Il cancelliere tedesco Merz era molto scettico sull’idea e il presidente francese Emmanuel Macron si opponeva alla formazione di una coalizione di questo tipo, se non nell’ambito di un accordo con l’Iran dopo la fine della guerra. Giovedì mattina, tuttavia, Rutte e il primo ministro britannico Keir Starmer hanno convinto Macron a fare una dichiarazione politica di sostegno, rimandando la discussione sui passi pratici a un secondo momento. Anche il Giappone ha aderito alla dichiarazione prima dell’incontro della prima ministra Sanae Takaichi alla Casa Bianca. Gli altri firmatari sono Germania, Italia e Paesi Bassi. Il Canada si è unito in seguito, diventando il settimo firmatario. La dichiarazione non include alcun impegno a inviare navi militari o altre risorse per rendere ciò possibile. Per ora, si tratta principalmente di un gesto per placare la furia di Trump, che si ha velatamente minacciato di  fare saltare la NATO. [Axios]

Dall’Acropoli alle profondità di Citera: un frammento perduto del Partenone ritrovato nel relitto della nave di Lord Elgin.

Un minuscolo frammento di marmo è riemerso dal relitto della nave “Mentor”, l’imbarcazione che trasportava le sculture saccheggiate dall’Acropoli da Lord Elgin. Il frammento, lungo 6,51 centimetri e alto 2,2 centimetri, presenta una “goccia” decorativa, un motivo architettonico utilizzato nei templi dorici per imitare i pioli di legno che un tempo sostenevano le travi. Scoperto durante gli scavi subacquei del 2025 vicino a Kythera, dove affondò il brigantino privato di Elgin nel settembre del 1802, è il primo elemento architettonico rinvenuto nel relitto. Le sue dimensioni corrispondono alle misurazioni registrate in passato per elementi simili sull’architrave del Partenone, sebbene gli studiosi ritengono che potrebbe appartenere anche a un altro monumento dell’Acropoli. [I Kathimerini]

Ormuz: quanto, per quanto tempo e per chi è aperto lo stretto?

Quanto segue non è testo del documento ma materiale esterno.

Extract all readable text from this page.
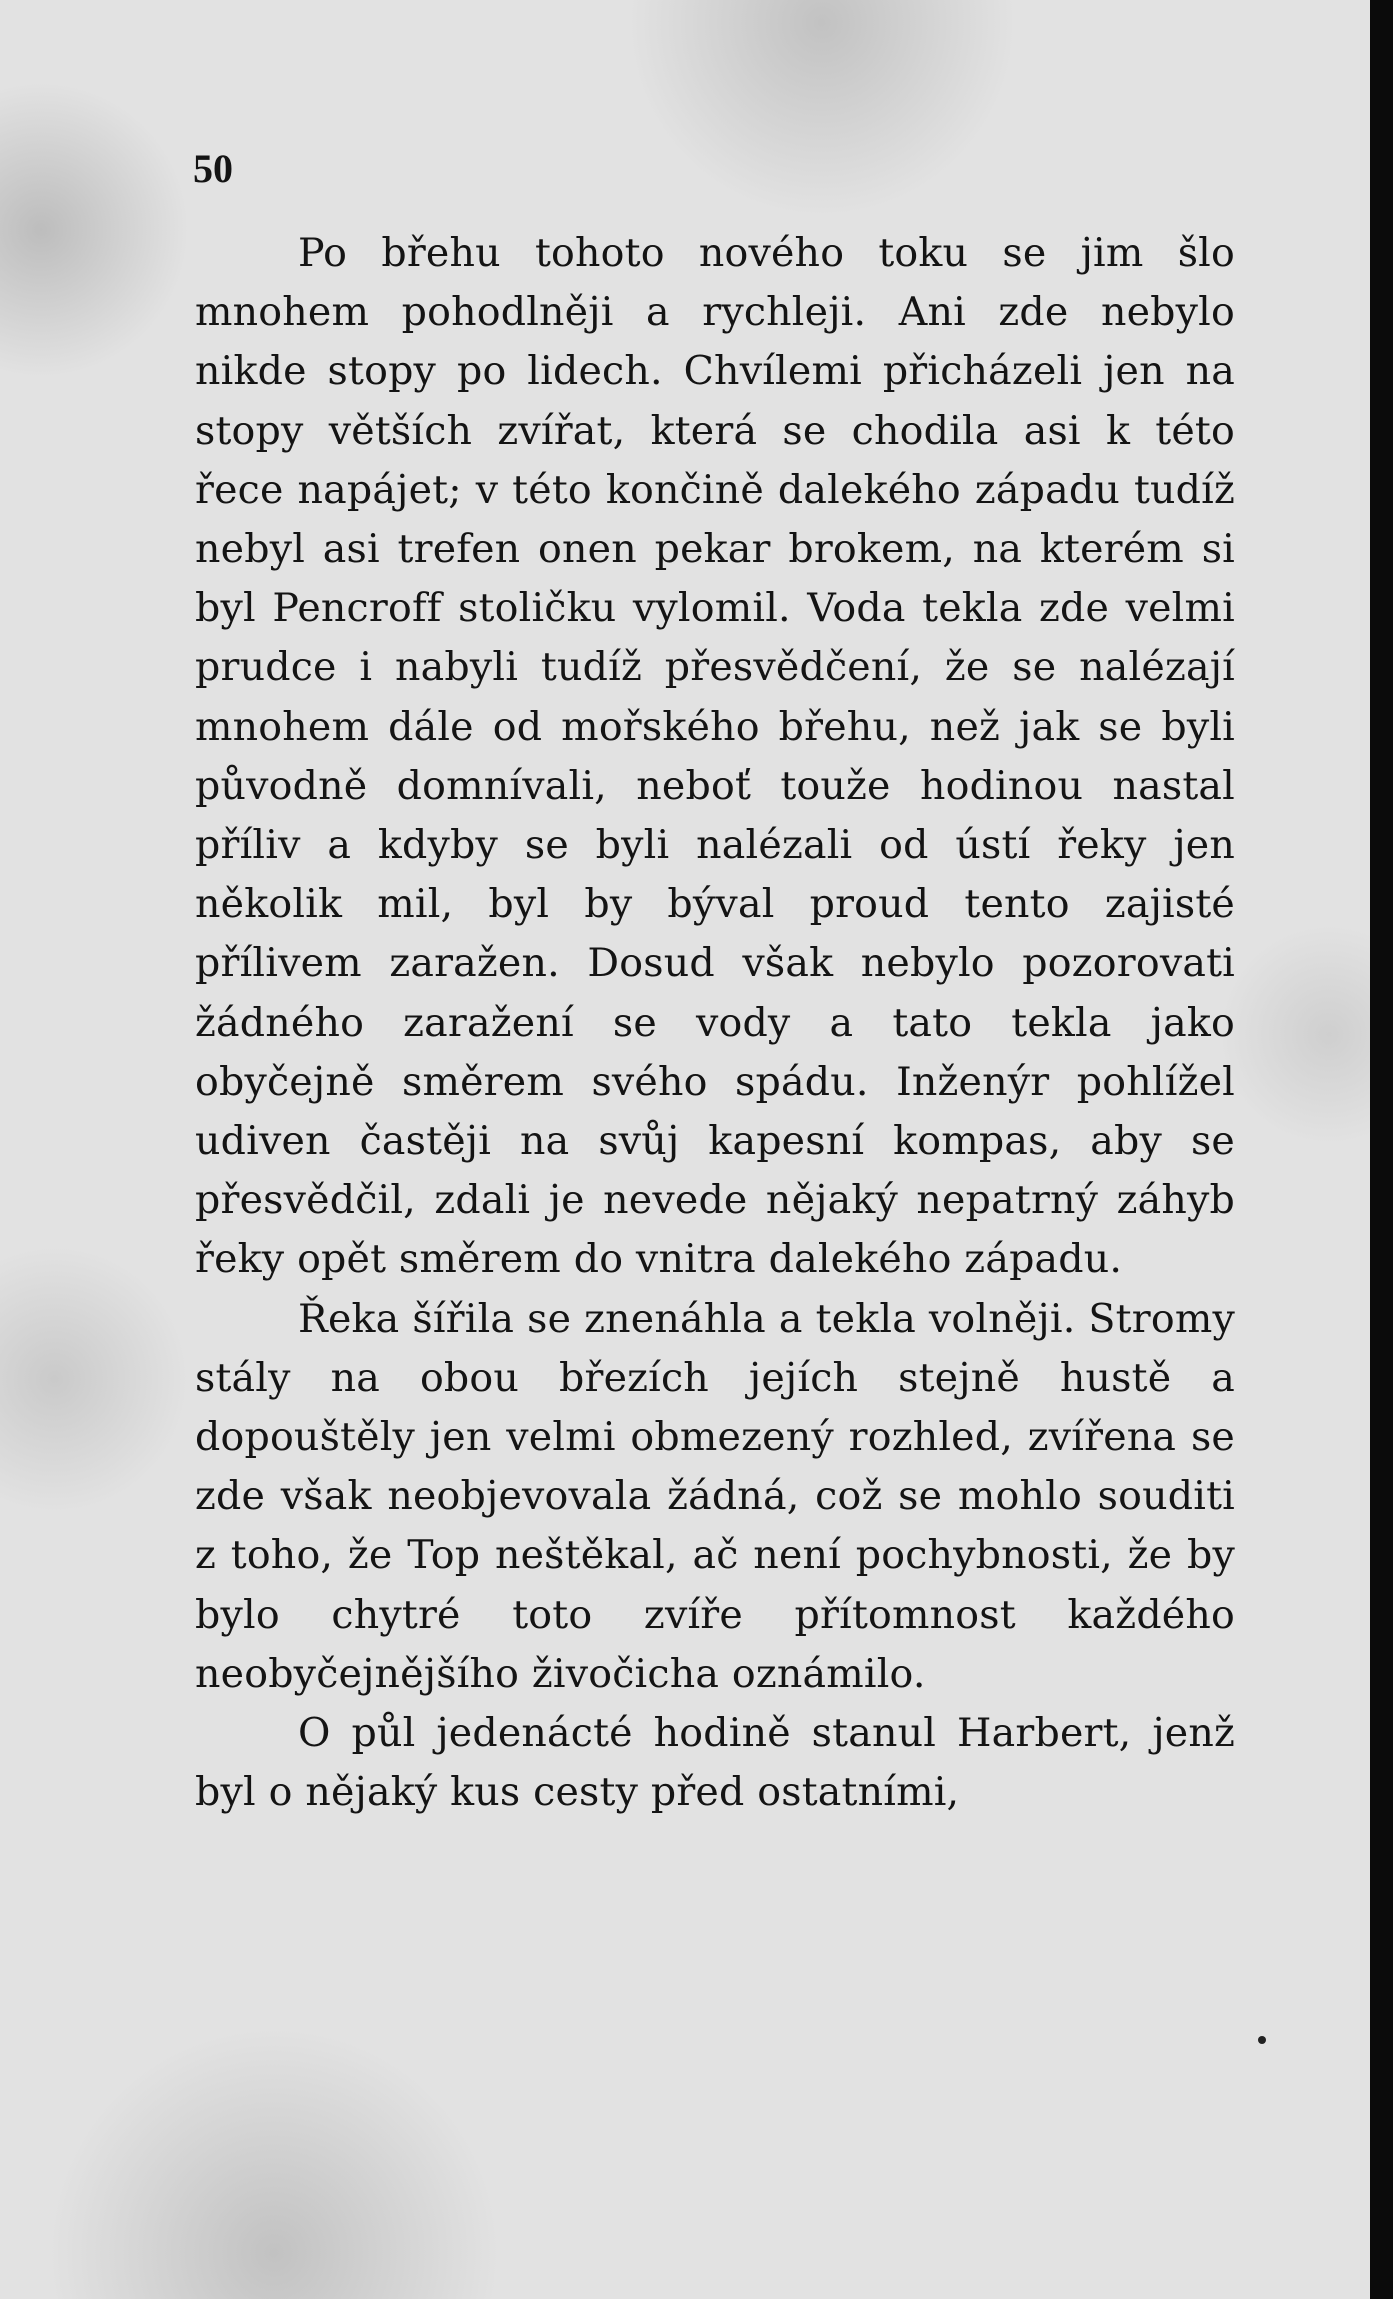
50

Po břehu tohoto nového toku se jim šlo mnohem pohodlněji a rychleji. Ani zde nebylo nikde stopy po lidech. Chvílemi přicházeli jen na stopy větších zvířat, která se chodila asi k této řece napájet; v této končině dalekého západu tudíž nebyl asi trefen onen pekar brokem, na kterém si byl Pencroff stoličku vylomil. Voda tekla zde velmi prudce i nabyli tudíž přesvědčení, že se nalézají mnohem dále od mořského břehu, než jak se byli původně domnívali, neboť touže hodinou nastal příliv a kdyby se byli nalézali od ústí řeky jen několik mil, byl by býval proud tento zajisté přílivem zaražen. Dosud však nebylo pozorovati žádného zaražení se vody a tato tekla jako obyčejně směrem svého spádu. Inženýr pohlížel udiven častěji na svůj kapesní kompas, aby se přesvědčil, zdali je nevede nějaký nepatrný záhyb řeky opět směrem do vnitra dalekého západu.

Řeka šířila se znenáhla a tekla volněji. Stromy stály na obou březích jejích stejně hustě a dopouštěly jen velmi obmezený rozhled, zvířena se zde však neobjevovala žádná, což se mohlo souditi z toho, že Top neštěkal, ač není pochybnosti, že by bylo chytré toto zvíře přítomnost každého neobyčejnějšího živočicha oznámilo.

O půl jedenácté hodině stanul Harbert, jenž byl o nějaký kus cesty před ostatními,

Oltre mille anni fa, i difensori bizantini di Costantinopoli hanno teso una catena di ferro attraverso il Corno d’Oro per sigillare il porto della città. L’accesso navale era binario: aperto o chiuso. Il controllo iraniano di Hormuz non è una catena nel senso bizantino. È una manopola: parzialmente aperta, parzialmente chiusa, e azionata da Teheran. Questo conferisce all’Iran un grande potere. La questione non è se lo stretto si riaprirà, perché è già aperto per alcuni. La questione per il commercio di petrolio e gas è quanto, per quanto tempo e per chi. Lo stretto è contemporaneamente chiuso al traffico commerciale battente bandiera occidentale, ma aperto alle petroliere iraniane dirette in Cina. Circa 1,2 milioni di barili al giorno continuano a transitare selettivamente attraverso acque che il mercato definisce “chiuse”. Il mercato petrolifero globale è quindi frammentato tra chi ha accesso e chi no, tra chi può assicurarsi contro il rischio e chi non può, ed è a questa ambiguità che i mercati faticano a dare un prezzo. [Carlyle]

Rapporto Mondiale sulla Felicità 2026: la Finlandia è di nuovo il paese più felice del mondo. L’Italia è al 38mo posto.

Il Rapporto Mondiale sulla Felicità annualmente valuta il livello di felicità in quasi 150 paesi. Le classifiche nazionali si basano su dati rappresentativi a livello nazionale provenienti dal Gallup World Poll. [Gallup]

Uno scandalo di spionaggio sconvolge la campagna elettorale slovena.

Video imbarazzanti e una misteriosa società israeliana. La Slovenia terrà le elezioni generali il 22 marzo e i sondaggi indicano come favorito Janez Janša, un populista di destra tre volte primo ministro, attualmente all’opposizione. La scorsa settimana le possibilità di Jansa sembravano migliorare, quando è improvvisamente apparso un sito web con accuse di corruzione contro diverse persone vicine al governo. [The Economist]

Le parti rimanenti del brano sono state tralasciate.